KUALA LUMPUR, Aug 19 — The incoming new administration must stabilize an economy that has been badly hit by the impact of the coronavirus pandemic, said the Federation of Malaysian Business Associations.
“(Having stability) means that we will have more foreign direct investments (FDI) and even our domestic investments will return, and generally we will have more jobs for the people.
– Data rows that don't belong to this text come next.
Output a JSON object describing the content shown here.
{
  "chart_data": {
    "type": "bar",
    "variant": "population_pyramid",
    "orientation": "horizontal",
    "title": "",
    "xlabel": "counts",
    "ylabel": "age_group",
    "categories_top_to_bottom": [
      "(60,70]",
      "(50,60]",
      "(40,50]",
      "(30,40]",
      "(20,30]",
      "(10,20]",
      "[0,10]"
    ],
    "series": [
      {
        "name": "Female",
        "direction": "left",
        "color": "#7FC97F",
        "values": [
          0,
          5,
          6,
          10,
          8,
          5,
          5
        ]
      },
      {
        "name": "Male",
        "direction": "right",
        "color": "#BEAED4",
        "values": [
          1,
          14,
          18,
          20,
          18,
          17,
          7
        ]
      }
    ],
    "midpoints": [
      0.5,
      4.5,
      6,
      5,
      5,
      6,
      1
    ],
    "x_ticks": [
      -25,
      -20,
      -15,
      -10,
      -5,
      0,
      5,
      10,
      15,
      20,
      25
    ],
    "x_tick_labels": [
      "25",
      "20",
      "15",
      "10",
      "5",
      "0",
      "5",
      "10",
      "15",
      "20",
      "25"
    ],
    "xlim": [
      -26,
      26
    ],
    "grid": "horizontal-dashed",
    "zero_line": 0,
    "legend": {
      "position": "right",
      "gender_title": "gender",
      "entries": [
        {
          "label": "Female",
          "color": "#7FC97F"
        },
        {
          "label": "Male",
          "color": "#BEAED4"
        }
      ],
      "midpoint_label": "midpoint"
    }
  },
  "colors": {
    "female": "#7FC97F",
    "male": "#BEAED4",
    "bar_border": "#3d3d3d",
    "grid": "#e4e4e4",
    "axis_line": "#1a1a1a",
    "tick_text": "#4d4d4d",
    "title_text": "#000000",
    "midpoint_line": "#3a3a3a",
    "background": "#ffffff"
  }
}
That’s the focus (we need) right now,” the federation’s treasurer-general Chris Daniel Wong said on Bernama TV’s Mid-day Update program today.
Wong said many businesses in the country are in trouble, especially small and medium businesses, noting that “there are four types of (businesses) in the industry right now, we have 30% of businesses who have actually closed shop, 30% in ICU, 30% in pre-ICU, and only 10% have actually continued to do well and survive.”
He said the government will need an upgraded plan to bring down COVID-19 cases although there have been many states that have transitioned to Phase Two and Phase Three of the National Recovery Plan (NRP).
“The new administration needs to relook at the NRP. We need to go back to the drawing board to ensure that the standard operating procedures are perfected so that we can bring down the infection rate.
“I just want to cite from a report that I saw today from the local newspaper, that 50.3 percent of work-based infections are still coming from the factories. So, this is something that the new administration must look at very seriously, as the people on the ground continue to worry about this,” Wong said.
The country is awaiting for a new government to be established following the collapse of the Perikatan Nasional government recently.